As described above, according to the present invention, it is possible to completely and easily associate with a semiconductor integrated device such as a semiconductor memory device, and to permanently store accurate and sufficient test results.

Further, according to the present invention, high efficiency of recording work can be achieved.

Further, according to the present invention, it is possible to prevent omissions in tests and erroneous judgments due to carelessness, mistakes, etc.
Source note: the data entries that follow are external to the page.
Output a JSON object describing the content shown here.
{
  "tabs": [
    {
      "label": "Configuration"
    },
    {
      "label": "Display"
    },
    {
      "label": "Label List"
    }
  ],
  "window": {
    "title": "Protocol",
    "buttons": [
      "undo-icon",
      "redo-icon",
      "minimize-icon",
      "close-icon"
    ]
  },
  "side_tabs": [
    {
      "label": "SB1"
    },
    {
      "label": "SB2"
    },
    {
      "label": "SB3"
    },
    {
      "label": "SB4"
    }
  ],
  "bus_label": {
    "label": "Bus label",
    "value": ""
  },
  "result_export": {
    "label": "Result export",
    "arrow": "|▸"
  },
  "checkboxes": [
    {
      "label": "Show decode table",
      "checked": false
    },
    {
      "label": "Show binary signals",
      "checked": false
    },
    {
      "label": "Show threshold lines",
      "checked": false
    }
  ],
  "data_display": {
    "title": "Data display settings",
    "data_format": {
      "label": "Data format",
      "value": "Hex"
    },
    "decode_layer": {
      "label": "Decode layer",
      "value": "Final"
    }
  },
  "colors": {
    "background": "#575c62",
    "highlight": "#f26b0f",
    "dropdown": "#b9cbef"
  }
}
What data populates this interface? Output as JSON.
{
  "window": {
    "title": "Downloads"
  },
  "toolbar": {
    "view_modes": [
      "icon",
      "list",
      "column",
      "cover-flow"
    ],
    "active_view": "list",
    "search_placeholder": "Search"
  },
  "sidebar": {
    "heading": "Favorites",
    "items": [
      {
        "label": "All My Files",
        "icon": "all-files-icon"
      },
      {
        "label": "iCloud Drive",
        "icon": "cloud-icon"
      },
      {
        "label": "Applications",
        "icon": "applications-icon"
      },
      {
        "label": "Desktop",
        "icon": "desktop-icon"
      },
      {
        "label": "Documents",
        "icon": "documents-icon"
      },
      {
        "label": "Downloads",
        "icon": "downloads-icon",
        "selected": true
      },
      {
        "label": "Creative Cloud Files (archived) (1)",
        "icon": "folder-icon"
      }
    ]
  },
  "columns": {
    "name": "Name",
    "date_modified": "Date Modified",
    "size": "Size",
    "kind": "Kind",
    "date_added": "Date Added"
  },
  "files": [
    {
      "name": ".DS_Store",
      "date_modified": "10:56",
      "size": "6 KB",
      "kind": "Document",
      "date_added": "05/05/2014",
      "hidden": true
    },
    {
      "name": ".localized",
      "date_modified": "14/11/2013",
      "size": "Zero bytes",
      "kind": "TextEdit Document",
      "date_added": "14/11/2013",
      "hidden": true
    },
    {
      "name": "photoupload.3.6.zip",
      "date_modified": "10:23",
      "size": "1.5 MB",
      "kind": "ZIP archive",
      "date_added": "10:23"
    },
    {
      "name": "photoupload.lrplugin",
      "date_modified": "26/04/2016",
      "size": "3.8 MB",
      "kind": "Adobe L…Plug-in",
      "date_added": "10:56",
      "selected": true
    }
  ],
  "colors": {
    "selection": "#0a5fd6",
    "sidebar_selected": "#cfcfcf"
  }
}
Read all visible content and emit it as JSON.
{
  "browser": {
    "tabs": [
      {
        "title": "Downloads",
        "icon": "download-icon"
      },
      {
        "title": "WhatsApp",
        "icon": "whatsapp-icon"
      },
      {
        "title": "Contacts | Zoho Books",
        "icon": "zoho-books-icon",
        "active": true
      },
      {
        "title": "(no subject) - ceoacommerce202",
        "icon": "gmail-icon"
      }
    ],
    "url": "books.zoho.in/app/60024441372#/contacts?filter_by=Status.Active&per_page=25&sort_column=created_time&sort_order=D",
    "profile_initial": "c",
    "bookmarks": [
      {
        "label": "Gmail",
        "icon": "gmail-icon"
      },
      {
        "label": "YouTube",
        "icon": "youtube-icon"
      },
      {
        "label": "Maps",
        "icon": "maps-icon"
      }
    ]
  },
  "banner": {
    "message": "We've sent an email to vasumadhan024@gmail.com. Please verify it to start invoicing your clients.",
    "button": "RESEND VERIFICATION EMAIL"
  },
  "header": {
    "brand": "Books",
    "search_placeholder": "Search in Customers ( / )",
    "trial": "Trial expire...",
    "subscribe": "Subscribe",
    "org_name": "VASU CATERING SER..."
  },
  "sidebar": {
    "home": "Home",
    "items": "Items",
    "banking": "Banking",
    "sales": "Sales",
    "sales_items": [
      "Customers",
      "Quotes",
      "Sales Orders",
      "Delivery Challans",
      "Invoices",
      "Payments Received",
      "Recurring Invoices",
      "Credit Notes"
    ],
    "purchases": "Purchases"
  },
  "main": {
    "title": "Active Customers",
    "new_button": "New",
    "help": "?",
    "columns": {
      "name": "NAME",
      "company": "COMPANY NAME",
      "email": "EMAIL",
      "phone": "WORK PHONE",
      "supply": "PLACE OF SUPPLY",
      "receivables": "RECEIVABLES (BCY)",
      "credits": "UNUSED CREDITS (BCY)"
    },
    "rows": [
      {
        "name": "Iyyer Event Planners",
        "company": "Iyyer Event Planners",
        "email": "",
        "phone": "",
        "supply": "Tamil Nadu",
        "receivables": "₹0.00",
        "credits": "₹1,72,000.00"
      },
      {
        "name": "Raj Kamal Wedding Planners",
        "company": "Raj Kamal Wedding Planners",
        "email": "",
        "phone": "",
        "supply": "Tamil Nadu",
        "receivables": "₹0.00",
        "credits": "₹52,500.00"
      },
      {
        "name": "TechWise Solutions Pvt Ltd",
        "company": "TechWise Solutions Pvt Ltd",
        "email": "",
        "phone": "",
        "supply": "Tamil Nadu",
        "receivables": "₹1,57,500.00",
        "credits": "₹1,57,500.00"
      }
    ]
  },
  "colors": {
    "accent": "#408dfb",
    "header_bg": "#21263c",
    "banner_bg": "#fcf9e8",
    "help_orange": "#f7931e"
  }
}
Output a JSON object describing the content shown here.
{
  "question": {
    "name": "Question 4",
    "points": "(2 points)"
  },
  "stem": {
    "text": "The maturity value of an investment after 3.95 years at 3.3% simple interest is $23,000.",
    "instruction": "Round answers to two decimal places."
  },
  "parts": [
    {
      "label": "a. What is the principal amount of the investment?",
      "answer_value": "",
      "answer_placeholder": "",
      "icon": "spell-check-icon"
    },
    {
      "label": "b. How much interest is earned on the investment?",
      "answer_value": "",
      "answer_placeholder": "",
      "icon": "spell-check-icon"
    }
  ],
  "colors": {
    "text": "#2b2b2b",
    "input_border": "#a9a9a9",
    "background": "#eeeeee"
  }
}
[Brief explanation of drawings]

FIG. 1 is a configuration diagram when applied to a semiconductor memory device as an embodiment of the present invention, FIG. 2 is a diagram showing a more specific circuit example of the device in FIG. 1,
It is. (Explanation of symbols) 1... Address buffer, 2... Row decoder, 3
...Memory cell array, 4...Control circuit,
5... Column decoder, 6... Column gate circuit,
7...Sense amplifier circuit, 8...Input/output cover sofa circuit, 10...Low decoder for service memory, 11.
. . . Nonvolatile memory cell array, 12 . . . Row decoder operation selection circuit, 13 . . . Inverter.

Claims (1)

[Claims] 1. A memory cell array consisting of memory cells that are accessed during normal operation, a non-volatile memory cell array consisting of non-volatile memory cells that are not accessed during normal operation, and a 1. A semiconductor memory device comprising: a control circuit that renders a selection circuit for a cell array non-operational and that renders a selection circuit for the nonvolatile memory cell array operable in response to an address signal. 2. The control signal according to claim 1, wherein the control signal is a voltage higher than a signal voltage applied during normal operation, and the control circuit includes a circuit that detects the voltage. Semiconductor storage device.